Nvidia developers have been experimenting with new ways to increase GPU ray tracing efficiency. GPU Subwarp Interleaving, according to a newly published paper noticed by 0x22h, can speed up raytracing by up to 20%.
But it requires micro-architectural changes to get that number. So Nvidia has to produce a new GPU with these changes baked in as architectural changes rather than using a tweaked GPU like Turing, which was used in this research. So the benefits of Subwarp Interleaving won’t show up till the next generation.
Real-time ray tracing will continue to see a rise in the GPU space. Nvidia is doing everything to stay ahead of the competition and a marketing boost by attacking the problem from different angles. With that in mind, a group of researchers including GIT professor Sana Damani, Nvidia’s Ram Rangan, Daniel Johnson, Rishkul Kulkarni, and Stephen W. Keckler has released a paper showing initial results in ray tracing micro benchmarking.

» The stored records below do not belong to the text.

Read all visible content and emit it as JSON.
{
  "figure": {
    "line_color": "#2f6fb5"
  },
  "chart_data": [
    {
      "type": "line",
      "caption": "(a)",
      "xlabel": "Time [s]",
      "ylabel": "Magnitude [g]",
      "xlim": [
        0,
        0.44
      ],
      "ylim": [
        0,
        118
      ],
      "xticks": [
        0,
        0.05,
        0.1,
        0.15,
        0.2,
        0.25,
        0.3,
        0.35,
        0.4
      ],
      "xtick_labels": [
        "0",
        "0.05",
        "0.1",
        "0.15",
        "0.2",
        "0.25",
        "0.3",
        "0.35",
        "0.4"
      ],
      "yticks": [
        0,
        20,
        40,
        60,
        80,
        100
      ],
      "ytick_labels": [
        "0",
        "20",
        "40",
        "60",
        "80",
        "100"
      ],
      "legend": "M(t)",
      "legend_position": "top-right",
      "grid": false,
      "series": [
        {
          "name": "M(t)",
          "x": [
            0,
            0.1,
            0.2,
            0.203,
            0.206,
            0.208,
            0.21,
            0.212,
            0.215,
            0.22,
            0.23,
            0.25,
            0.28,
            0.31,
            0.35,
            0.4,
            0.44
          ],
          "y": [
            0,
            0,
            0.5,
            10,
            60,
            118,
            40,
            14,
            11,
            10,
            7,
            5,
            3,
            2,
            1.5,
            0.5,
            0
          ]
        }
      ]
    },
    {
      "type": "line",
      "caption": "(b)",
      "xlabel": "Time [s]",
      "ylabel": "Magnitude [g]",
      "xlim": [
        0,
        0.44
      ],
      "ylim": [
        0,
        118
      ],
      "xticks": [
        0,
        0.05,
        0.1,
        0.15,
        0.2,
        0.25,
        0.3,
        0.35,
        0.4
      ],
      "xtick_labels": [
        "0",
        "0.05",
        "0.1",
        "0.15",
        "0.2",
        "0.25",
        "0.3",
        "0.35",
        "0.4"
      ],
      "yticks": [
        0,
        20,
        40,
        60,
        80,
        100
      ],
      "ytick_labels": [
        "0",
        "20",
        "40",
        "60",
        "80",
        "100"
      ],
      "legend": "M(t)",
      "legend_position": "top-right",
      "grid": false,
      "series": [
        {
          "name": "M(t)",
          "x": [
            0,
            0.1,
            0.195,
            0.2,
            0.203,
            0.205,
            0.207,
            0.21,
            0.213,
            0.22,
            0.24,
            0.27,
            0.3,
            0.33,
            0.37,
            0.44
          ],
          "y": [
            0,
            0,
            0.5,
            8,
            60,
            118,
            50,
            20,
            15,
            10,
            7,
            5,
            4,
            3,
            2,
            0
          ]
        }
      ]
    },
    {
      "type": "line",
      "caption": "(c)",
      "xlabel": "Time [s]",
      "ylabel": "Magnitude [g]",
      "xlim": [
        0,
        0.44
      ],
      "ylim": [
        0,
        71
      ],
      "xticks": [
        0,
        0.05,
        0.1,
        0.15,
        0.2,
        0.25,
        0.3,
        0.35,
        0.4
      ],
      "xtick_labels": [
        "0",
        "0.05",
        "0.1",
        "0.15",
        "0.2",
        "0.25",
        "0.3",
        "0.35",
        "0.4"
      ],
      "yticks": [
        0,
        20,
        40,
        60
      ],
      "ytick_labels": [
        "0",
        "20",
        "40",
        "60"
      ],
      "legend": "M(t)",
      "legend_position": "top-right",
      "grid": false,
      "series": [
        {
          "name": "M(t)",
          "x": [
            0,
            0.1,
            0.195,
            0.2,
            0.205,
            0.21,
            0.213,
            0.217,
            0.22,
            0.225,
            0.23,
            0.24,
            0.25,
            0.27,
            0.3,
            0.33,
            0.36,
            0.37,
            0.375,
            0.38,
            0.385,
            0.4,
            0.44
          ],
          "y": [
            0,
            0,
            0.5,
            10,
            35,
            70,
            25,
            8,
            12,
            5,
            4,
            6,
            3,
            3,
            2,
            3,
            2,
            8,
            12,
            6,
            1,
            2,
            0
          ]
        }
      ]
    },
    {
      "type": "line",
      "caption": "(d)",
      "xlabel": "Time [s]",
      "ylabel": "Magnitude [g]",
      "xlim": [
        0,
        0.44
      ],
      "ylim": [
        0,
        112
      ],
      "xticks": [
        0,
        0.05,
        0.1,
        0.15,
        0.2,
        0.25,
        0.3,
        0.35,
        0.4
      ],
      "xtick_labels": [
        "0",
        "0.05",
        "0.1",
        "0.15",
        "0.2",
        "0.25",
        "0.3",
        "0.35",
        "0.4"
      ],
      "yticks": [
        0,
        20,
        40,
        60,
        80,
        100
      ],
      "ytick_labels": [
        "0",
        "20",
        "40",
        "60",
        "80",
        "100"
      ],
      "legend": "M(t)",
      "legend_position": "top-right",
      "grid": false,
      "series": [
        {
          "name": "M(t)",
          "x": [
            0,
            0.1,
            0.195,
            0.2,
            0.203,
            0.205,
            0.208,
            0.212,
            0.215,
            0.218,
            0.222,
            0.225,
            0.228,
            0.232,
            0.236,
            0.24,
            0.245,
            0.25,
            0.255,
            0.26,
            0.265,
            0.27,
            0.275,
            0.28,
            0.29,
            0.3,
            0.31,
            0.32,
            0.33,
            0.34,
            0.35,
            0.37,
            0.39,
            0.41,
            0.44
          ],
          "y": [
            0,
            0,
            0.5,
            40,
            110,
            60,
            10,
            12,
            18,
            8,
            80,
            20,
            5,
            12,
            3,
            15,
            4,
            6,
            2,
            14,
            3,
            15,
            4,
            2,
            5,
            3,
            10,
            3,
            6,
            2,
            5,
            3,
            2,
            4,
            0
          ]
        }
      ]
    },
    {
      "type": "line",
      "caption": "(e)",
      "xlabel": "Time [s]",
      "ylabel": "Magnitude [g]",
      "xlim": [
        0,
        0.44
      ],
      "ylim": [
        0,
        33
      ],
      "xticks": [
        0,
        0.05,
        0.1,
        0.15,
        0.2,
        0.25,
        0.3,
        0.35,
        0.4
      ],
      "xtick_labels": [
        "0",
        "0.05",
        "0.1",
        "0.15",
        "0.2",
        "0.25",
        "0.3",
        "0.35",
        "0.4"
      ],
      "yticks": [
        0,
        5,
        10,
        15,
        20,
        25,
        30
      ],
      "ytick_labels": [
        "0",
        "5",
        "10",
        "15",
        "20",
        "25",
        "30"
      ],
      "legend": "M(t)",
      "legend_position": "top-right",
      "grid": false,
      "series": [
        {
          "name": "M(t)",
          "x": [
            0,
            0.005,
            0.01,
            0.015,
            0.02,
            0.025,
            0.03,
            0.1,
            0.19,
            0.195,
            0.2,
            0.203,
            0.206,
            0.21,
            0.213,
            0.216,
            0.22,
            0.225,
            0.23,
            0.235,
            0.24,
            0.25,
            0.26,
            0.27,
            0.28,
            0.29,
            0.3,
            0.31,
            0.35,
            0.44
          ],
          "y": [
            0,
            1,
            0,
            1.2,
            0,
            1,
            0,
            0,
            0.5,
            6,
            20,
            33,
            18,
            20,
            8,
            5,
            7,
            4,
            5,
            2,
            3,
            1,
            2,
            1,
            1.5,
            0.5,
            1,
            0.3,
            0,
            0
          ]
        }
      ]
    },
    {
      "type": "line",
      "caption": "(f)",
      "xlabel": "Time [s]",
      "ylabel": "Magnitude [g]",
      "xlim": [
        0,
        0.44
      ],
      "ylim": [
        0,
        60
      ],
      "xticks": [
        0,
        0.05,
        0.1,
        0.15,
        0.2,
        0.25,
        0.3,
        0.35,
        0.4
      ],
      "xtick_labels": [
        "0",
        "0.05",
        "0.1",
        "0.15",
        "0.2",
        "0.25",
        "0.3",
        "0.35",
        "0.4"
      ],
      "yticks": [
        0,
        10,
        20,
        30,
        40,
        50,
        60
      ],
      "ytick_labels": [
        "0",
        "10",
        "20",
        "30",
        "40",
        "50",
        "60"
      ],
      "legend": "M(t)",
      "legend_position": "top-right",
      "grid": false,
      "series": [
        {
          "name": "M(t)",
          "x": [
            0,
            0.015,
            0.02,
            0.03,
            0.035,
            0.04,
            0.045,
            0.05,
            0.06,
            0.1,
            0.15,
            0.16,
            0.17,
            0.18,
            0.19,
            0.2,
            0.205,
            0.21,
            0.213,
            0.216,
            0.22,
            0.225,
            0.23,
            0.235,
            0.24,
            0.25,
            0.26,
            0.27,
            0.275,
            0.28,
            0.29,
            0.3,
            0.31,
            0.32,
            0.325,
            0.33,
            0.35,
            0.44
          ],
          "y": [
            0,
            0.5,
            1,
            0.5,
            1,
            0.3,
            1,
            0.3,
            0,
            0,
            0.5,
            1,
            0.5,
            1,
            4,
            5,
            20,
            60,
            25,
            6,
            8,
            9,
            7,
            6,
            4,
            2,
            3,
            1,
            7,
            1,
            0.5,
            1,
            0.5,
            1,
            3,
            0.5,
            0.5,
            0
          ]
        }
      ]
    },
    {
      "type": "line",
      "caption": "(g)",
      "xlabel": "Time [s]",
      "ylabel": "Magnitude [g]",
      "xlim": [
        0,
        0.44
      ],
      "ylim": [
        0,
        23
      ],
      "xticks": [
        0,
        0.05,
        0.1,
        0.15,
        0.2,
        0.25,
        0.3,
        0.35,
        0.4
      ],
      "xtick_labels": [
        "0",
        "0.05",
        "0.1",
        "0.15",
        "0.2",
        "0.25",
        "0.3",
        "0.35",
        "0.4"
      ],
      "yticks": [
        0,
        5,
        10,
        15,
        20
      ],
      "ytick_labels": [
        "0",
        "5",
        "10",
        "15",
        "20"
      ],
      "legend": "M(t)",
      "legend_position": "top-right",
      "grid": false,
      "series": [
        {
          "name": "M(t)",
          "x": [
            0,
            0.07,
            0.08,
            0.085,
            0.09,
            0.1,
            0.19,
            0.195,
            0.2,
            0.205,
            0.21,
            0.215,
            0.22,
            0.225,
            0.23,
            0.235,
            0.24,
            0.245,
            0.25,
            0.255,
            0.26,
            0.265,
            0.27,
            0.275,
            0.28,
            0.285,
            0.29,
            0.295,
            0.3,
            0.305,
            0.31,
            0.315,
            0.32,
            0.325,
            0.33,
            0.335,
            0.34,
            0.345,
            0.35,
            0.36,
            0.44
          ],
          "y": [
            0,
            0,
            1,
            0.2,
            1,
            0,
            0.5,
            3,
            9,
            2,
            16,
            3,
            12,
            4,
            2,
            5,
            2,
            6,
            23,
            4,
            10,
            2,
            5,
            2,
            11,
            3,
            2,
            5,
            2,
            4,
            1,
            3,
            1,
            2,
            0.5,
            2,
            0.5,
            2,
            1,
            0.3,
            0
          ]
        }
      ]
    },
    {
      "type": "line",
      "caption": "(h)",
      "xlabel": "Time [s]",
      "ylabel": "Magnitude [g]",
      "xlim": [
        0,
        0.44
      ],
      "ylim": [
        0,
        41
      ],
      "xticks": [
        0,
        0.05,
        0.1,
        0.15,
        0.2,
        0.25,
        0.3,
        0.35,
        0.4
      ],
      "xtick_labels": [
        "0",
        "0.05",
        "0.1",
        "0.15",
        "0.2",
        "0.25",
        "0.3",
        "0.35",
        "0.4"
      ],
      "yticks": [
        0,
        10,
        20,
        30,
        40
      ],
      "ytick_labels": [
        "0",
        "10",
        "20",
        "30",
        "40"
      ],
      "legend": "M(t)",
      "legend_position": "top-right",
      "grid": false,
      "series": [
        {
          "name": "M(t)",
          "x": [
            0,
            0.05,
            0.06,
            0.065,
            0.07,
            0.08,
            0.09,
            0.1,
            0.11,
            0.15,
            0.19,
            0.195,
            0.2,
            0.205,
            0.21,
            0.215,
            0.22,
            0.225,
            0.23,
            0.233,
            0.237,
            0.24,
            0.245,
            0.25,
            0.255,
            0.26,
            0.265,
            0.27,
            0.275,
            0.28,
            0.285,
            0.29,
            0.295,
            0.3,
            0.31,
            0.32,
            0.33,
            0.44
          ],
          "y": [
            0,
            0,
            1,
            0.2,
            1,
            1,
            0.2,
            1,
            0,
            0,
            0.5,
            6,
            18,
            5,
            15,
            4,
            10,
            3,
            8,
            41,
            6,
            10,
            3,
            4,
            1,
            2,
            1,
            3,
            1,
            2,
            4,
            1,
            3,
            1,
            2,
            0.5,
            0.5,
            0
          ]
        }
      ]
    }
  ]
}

According to the report, new Nvidia GPUs are built to hinder their ability to achieve tasks. According to the study’s authors, cards use a single program counter (PC) to fetch and process threads in SIMT (single instruction, multiple threads) form. They can also mask delays on a GPU by using multiple warps simultaneously. Such design options hamper real-time ray tracing because of warp dispersion, warp-starved conditions, and reduction in graphics performance as the scheduler exhausts its threads and can’t mask any pauses anymore.
Add the Subwarp Scheduler
A suitable option for graphics cards that are overwhelmed with distortions and running out of threads like the above is GPU Subwarp Interleaving (GSI). Subwarp schedulers can be used instead of warp schedulers when a prolonged latency activity stalls the GPU’s scheduler and it can’t find an active warp.

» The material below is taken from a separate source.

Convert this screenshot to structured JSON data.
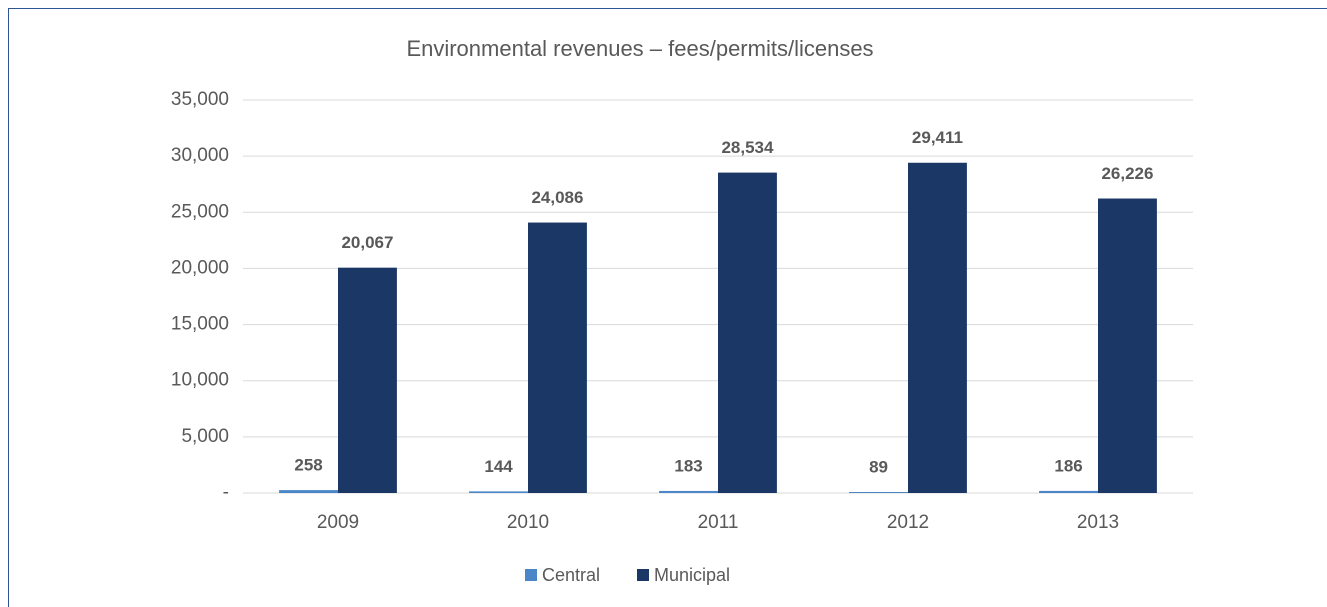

A microarchitecture-enhanced Turing-like graphics card featuring Subwarp Interleaving delivered a “captivating improved performance” of 6.3% on average and nearly 20% in the best scenario in a suite of raytracing workloads.

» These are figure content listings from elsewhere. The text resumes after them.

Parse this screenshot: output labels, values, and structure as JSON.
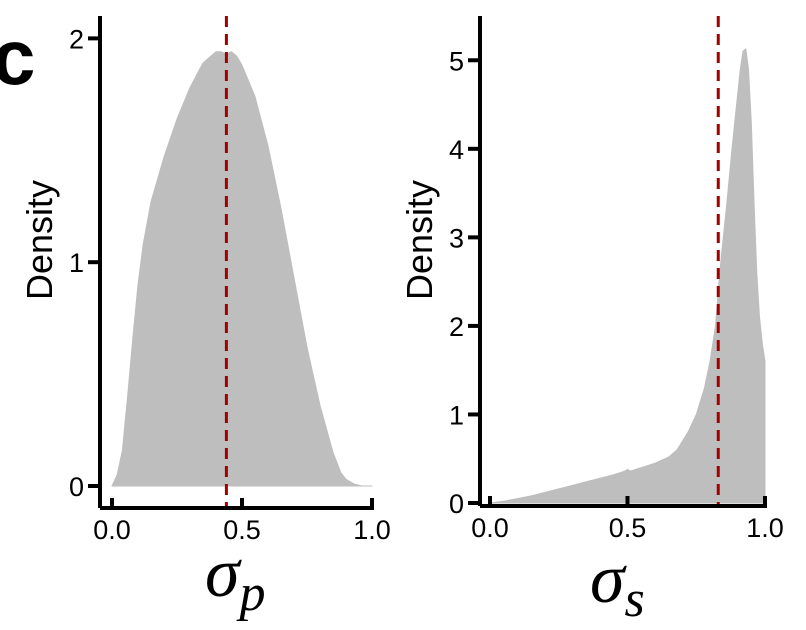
{
  "panel_label": "c",
  "chart_data": [
    {
      "type": "area",
      "title": "",
      "ylabel": "Density",
      "xlabel_symbol": "σ",
      "xlabel_subscript": "p",
      "xlim": [
        0.0,
        1.0
      ],
      "ylim": [
        0,
        2.1
      ],
      "x_ticks": [
        0.0,
        0.5,
        1.0
      ],
      "x_tick_labels": [
        "0.0",
        "0.5",
        "1.0"
      ],
      "y_ticks": [
        0,
        1,
        2
      ],
      "y_tick_labels": [
        "0",
        "1",
        "2"
      ],
      "fill_color": "#bebebe",
      "reference_line": {
        "x": 0.44,
        "color": "#a50000",
        "style": "dashed"
      },
      "x": [
        0.0,
        0.02,
        0.04,
        0.06,
        0.08,
        0.1,
        0.12,
        0.15,
        0.2,
        0.25,
        0.3,
        0.35,
        0.4,
        0.42,
        0.44,
        0.46,
        0.48,
        0.5,
        0.55,
        0.6,
        0.65,
        0.7,
        0.75,
        0.8,
        0.85,
        0.88,
        0.9,
        0.93,
        0.96,
        1.0
      ],
      "y": [
        0.0,
        0.05,
        0.16,
        0.4,
        0.66,
        0.9,
        1.08,
        1.27,
        1.47,
        1.64,
        1.78,
        1.89,
        1.94,
        1.94,
        1.93,
        1.94,
        1.92,
        1.88,
        1.74,
        1.52,
        1.24,
        0.93,
        0.62,
        0.36,
        0.15,
        0.06,
        0.03,
        0.01,
        0.0,
        0.0
      ]
    },
    {
      "type": "area",
      "title": "",
      "ylabel": "Density",
      "xlabel_symbol": "σ",
      "xlabel_subscript": "s",
      "xlim": [
        0.0,
        1.0
      ],
      "ylim": [
        0,
        5.5
      ],
      "x_ticks": [
        0.0,
        0.5,
        1.0
      ],
      "x_tick_labels": [
        "0.0",
        "0.5",
        "1.0"
      ],
      "y_ticks": [
        0,
        1,
        2,
        3,
        4,
        5
      ],
      "y_tick_labels": [
        "0",
        "1",
        "2",
        "3",
        "4",
        "5"
      ],
      "fill_color": "#bebebe",
      "reference_line": {
        "x": 0.83,
        "color": "#a50000",
        "style": "dashed"
      },
      "x": [
        0.0,
        0.05,
        0.1,
        0.15,
        0.2,
        0.25,
        0.3,
        0.35,
        0.4,
        0.45,
        0.49,
        0.5,
        0.51,
        0.55,
        0.6,
        0.65,
        0.68,
        0.7,
        0.72,
        0.75,
        0.78,
        0.8,
        0.82,
        0.83,
        0.84,
        0.86,
        0.88,
        0.9,
        0.91,
        0.92,
        0.93,
        0.94,
        0.95,
        0.96,
        0.97,
        0.98,
        0.99,
        1.0
      ],
      "y": [
        0.0,
        0.02,
        0.05,
        0.08,
        0.12,
        0.16,
        0.2,
        0.24,
        0.28,
        0.32,
        0.36,
        0.38,
        0.36,
        0.4,
        0.45,
        0.52,
        0.6,
        0.7,
        0.8,
        1.0,
        1.3,
        1.6,
        2.0,
        2.4,
        2.75,
        3.35,
        4.0,
        4.6,
        4.9,
        5.1,
        5.13,
        4.9,
        4.3,
        3.4,
        2.6,
        2.1,
        1.8,
        1.6
      ]
    }
  ]
}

As discussed earlier, existing GPU generations will not be able to take advantage of the RT performance upgrades. A driver upgrade of the current cards from Team Green will not give you an extra 20% performance gain. Upcoming GPU technologies will rely heavily on these side operations. GPU Subwarp Interleaving is likely only one of several initiatives Nvidia is concentrating on in the back for future progress.